In fact, he hasn't written a word for months - lately it's been "all talk and no writing."
Nelson's love life is also in the doldrums - that is, until he meets and forms a sudden crush on Roy Briggs, a commercial salmon fisherman visiting from Alaska. Almost at once Roy fascinates Nelson with his "small dark mole on his left cheek and a bleach spot on his shirt."
This curiosity for Roy starts to drive Nelson with a force almost as powerful as sexual attraction.
While Nelson is charmed by Roy's earnestness and impressed that he manages to pull off acting silly with a beguiling conviction, Roy is also excited to meet Nelson, probably because he thinks that Nelson's interest in Alaska demonstrates a willingness to consider moving there. Even so, the chances of becoming boyfriends are almost non-existent; after all, what would Nelson actually do in Alaska?

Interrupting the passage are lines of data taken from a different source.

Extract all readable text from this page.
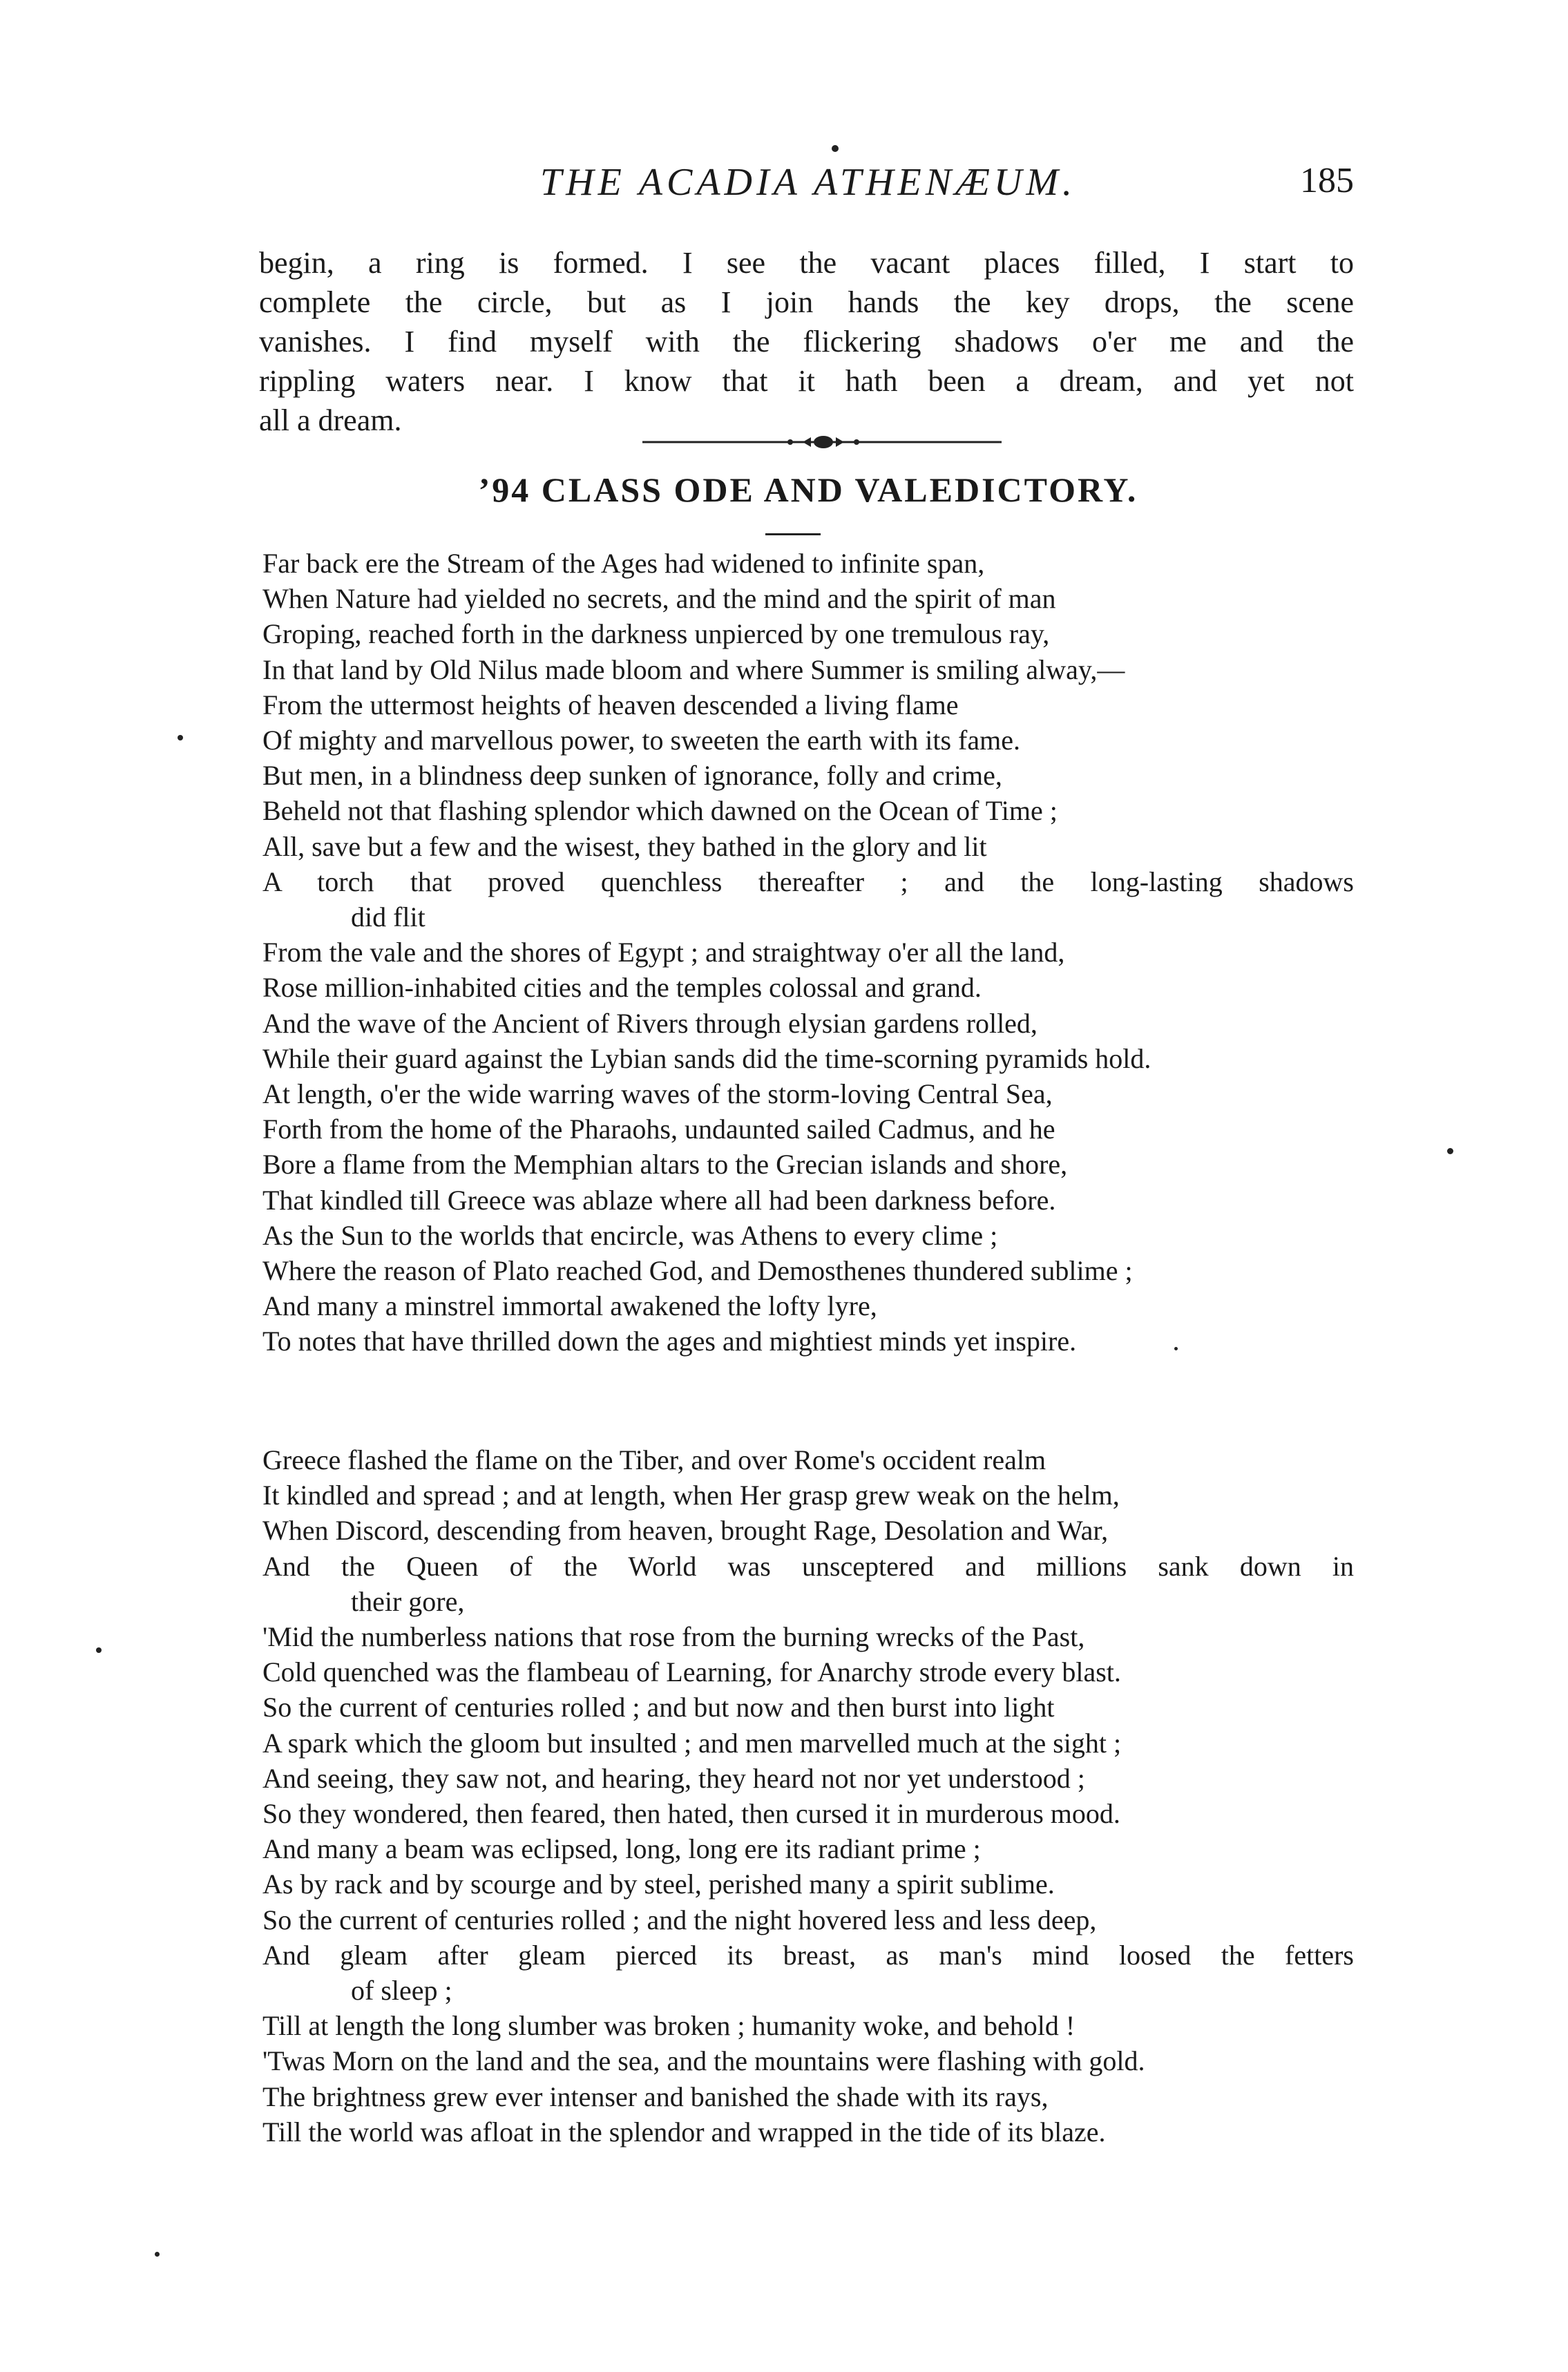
THE ACADIA ATHENÆUM.	185
begin, a ring is formed. I see the vacant places filled, I start to
complete the circle, but as I join hands the key drops, the scene
vanishes. I find myself with the flickering shadows o'er me and the
rippling waters near. I know that it hath been a dream, and yet not
all a dream.
’94 CLASS ODE AND VALEDICTORY.
Far back ere the Stream of the Ages had widened to infinite span,
When Nature had yielded no secrets, and the mind and the spirit of man
Groping, reached forth in the darkness unpierced by one tremulous ray,
In that land by Old Nilus made bloom and where Summer is smiling alway,—
From the uttermost heights of heaven descended a living flame
Of mighty and marvellous power, to sweeten the earth with its fame.
But men, in a blindness deep sunken of ignorance, folly and crime,
Beheld not that flashing splendor which dawned on the Ocean of Time ;
All, save but a few and the wisest, they bathed in the glory and lit
A torch that proved quenchless thereafter ; and the long-lasting shadows
did flit
From the vale and the shores of Egypt ; and straightway o'er all the land,
Rose million-inhabited cities and the temples colossal and grand.
And the wave of the Ancient of Rivers through elysian gardens rolled,
While their guard against the Lybian sands did the time-scorning pyramids hold.
At length, o'er the wide warring waves of the storm-loving Central Sea,
Forth from the home of the Pharaohs, undaunted sailed Cadmus, and he
Bore a flame from the Memphian altars to the Grecian islands and shore,
That kindled till Greece was ablaze where all had been darkness before.
As the Sun to the worlds that encircle, was Athens to every clime ;
Where the reason of Plato reached God, and Demosthenes thundered sublime ;
And many a minstrel immortal awakened the lofty lyre,
To notes that have thrilled down the ages and mightiest minds yet inspire.
Greece flashed the flame on the Tiber, and over Rome's occident realm
It kindled and spread ; and at length, when Her grasp grew weak on the helm,
When Discord, descending from heaven, brought Rage, Desolation and War,
And the Queen of the World was unsceptered and millions sank down in
their gore,
'Mid the numberless nations that rose from the burning wrecks of the Past,
Cold quenched was the flambeau of Learning, for Anarchy strode every blast.
So the current of centuries rolled ; and but now and then burst into light
A spark which the gloom but insulted ; and men marvelled much at the sight ;
And seeing, they saw not, and hearing, they heard not nor yet understood ;
So they wondered, then feared, then hated, then cursed it in murderous mood.
And many a beam was eclipsed, long, long ere its radiant prime ;
As by rack and by scourge and by steel, perished many a spirit sublime.
So the current of centuries rolled ; and the night hovered less and less deep,
And gleam after gleam pierced its breast, as man's mind loosed the fetters
of sleep ;
Till at length the long slumber was broken ; humanity woke, and behold !
'Twas Morn on the land and the sea, and the mountains were flashing with gold.
The brightness grew ever intenser and banished the shade with its rays,
Till the world was afloat in the splendor and wrapped in the tide of its blaze.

Meanwhile, the hunky young star Dylan Fabizak turns up as a special guest star on
Aftertaste. A well-known substance abuser who has just been released from jail for good behavior, Dylan is one of the "bad boys" of Hollywood. He's also talented and has a big future ahead of him, and his "twenty pounds of hairy muscle with a barbed-wire tattoo around his bicep," does an awful lot to impair Nelson's judgment.
When Nelson and Roy get stoned in Dylan's trailer, the ensuing bond sets off a chain reaction of events that leads to an incident at the La Brea tar pits, which in turn leads to Alaskan fishing trip for both Nelson and Dylan.

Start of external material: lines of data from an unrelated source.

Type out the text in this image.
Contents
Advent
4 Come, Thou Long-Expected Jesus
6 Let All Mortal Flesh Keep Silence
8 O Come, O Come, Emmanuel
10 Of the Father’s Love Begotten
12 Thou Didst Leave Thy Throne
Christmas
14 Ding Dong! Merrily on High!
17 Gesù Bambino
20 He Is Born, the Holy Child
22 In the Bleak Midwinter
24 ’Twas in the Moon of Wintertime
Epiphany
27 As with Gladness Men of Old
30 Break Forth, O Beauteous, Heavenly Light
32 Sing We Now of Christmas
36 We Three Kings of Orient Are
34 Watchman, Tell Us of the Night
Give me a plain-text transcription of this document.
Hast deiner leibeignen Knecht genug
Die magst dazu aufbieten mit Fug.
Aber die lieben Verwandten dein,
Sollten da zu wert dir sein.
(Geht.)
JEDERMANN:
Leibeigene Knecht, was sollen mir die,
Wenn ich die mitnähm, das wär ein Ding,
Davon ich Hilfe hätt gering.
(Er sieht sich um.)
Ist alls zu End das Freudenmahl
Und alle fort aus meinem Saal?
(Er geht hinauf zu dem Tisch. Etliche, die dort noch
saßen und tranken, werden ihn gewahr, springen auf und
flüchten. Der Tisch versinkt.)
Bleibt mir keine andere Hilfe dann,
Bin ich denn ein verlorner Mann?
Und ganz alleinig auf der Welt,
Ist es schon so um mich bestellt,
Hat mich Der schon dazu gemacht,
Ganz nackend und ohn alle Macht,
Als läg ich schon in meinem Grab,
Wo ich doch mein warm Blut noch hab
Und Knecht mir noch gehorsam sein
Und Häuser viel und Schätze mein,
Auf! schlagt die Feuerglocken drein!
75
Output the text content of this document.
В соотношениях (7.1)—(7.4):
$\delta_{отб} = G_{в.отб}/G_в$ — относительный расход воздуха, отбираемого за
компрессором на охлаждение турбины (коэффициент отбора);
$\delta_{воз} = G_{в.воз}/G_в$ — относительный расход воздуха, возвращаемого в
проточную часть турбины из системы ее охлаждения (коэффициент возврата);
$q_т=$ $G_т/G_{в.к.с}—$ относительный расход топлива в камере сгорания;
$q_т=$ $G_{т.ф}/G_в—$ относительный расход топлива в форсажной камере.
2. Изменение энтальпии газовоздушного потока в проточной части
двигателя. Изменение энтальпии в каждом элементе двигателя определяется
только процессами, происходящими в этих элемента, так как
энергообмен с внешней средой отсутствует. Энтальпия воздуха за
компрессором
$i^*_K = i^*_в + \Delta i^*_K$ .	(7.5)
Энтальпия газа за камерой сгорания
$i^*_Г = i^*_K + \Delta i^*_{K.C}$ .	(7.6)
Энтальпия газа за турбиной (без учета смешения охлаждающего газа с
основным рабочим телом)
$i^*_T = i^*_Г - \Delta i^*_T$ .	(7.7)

Eventually Roy invites the reluctant Nelson and the strangely enthusiastic Dylan to fly out to the isolated salmon fishing community of Coffee Point, where visitors are rare and tourists almost nonexistent.

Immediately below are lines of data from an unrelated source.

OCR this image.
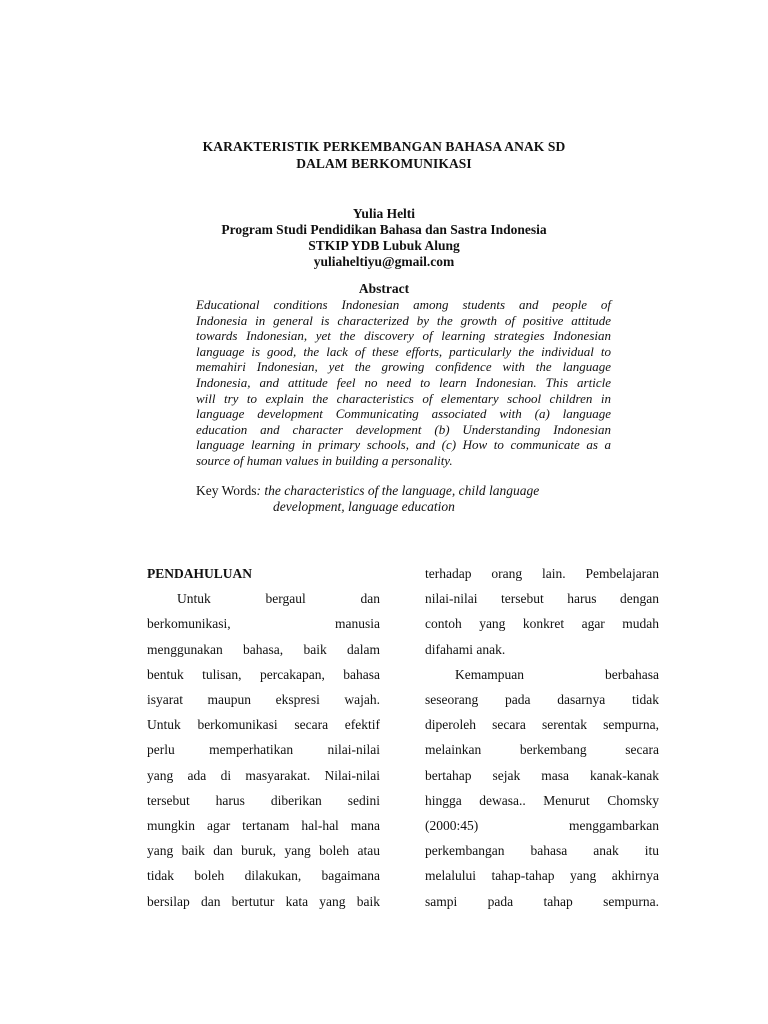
KARAKTERISTIK PERKEMBANGAN BAHASA ANAK SD
DALAM BERKOMUNIKASI
Yulia Helti
Program Studi Pendidikan Bahasa dan Sastra Indonesia
STKIP YDB Lubuk Alung
yuliaheltiyu@gmail.com
Abstract
Educational conditions Indonesian among students and people of
Indonesia in general is characterized by the growth of positive attitude
towards Indonesian, yet the discovery of learning strategies Indonesian
language is good, the lack of these efforts, particularly the individual to
memahiri Indonesian, yet the growing confidence with the language
Indonesia, and attitude feel no need to learn Indonesian. This article
will try to explain the characteristics of elementary school children in
language development Communicating associated with (a) language
education and character development (b) Understanding Indonesian
language learning in primary schools, and (c) How to communicate as a
source of human values in building a personality.
Key Words: the characteristics of the language, child language
development, language education
PENDAHULUAN
Untuk bergaul dan
berkomunikasi, manusia
menggunakan bahasa, baik dalam
bentuk tulisan, percakapan, bahasa
isyarat maupun ekspresi wajah.
Untuk berkomunikasi secara efektif
perlu memperhatikan nilai-nilai
yang ada di masyarakat. Nilai-nilai
tersebut harus diberikan sedini
mungkin agar tertanam hal-hal mana
yang baik dan buruk, yang boleh atau
tidak boleh dilakukan, bagaimana
bersilap dan bertutur kata yang baik
terhadap orang lain. Pembelajaran
nilai-nilai tersebut harus dengan
contoh yang konkret agar mudah
difahami anak.
Kemampuan berbahasa
seseorang pada dasarnya tidak
diperoleh secara serentak sempurna,
melainkan berkembang secara
bertahap sejak masa kanak-kanak
hingga dewasa.. Menurut Chomsky
(2000:45) menggambarkan
perkembangan bahasa anak itu
melalului tahap-tahap yang akhirnya
sampi pada tahap sempurna.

Here Nelson must finally confront the seductive Dylan, who turns on his "crank" as he weaves a sexual proposition beneath his slick, sardonic, and somewhat glib exterior.
Moving effortlessly between urban Los Angeles and the Alaskan wilderness, Smith laces his novel with broad humor, in the process encapsulating the absurdities of modern gay life. Will Nelson be able to choose between Los Angeles and Alaska and between Roy and Dylan? Will both Nelson and Roy ultimately be able to deal with Dylan's seemingly unassailable sex addiction?
Smith certainly adds the fun to the proceedings by sprinkling his novel with an odd assortment of kindly secondary characters. There's Alex, a handsome performance artist who specializes in traditional Yup'ik
storytelling, and the passionate Don and Lloyd – Don's a "champagne fiend," and Lloyd is perhaps "the biggest queen in the biggest state." There's also Roy's eccentric mother, Dee, who likes to read Barbara Pym novels while giving Nelson thoughtful advice on how to handle her son.
Sophisticated, urbane, and exceptionally entertaining, Selfish and Perverse is ultimately a novel about the sacrifices artists must make for their art. Nelson represents the "fragile" artist, and part of his journey is that he must learn to navigate the large, complex jigsaw puzzle of his life where, much to his chagrin, he suddenly finds himself giving precedence to "the harder-to-figure out" Dylan, rather than the "easier-to-understand" Roy.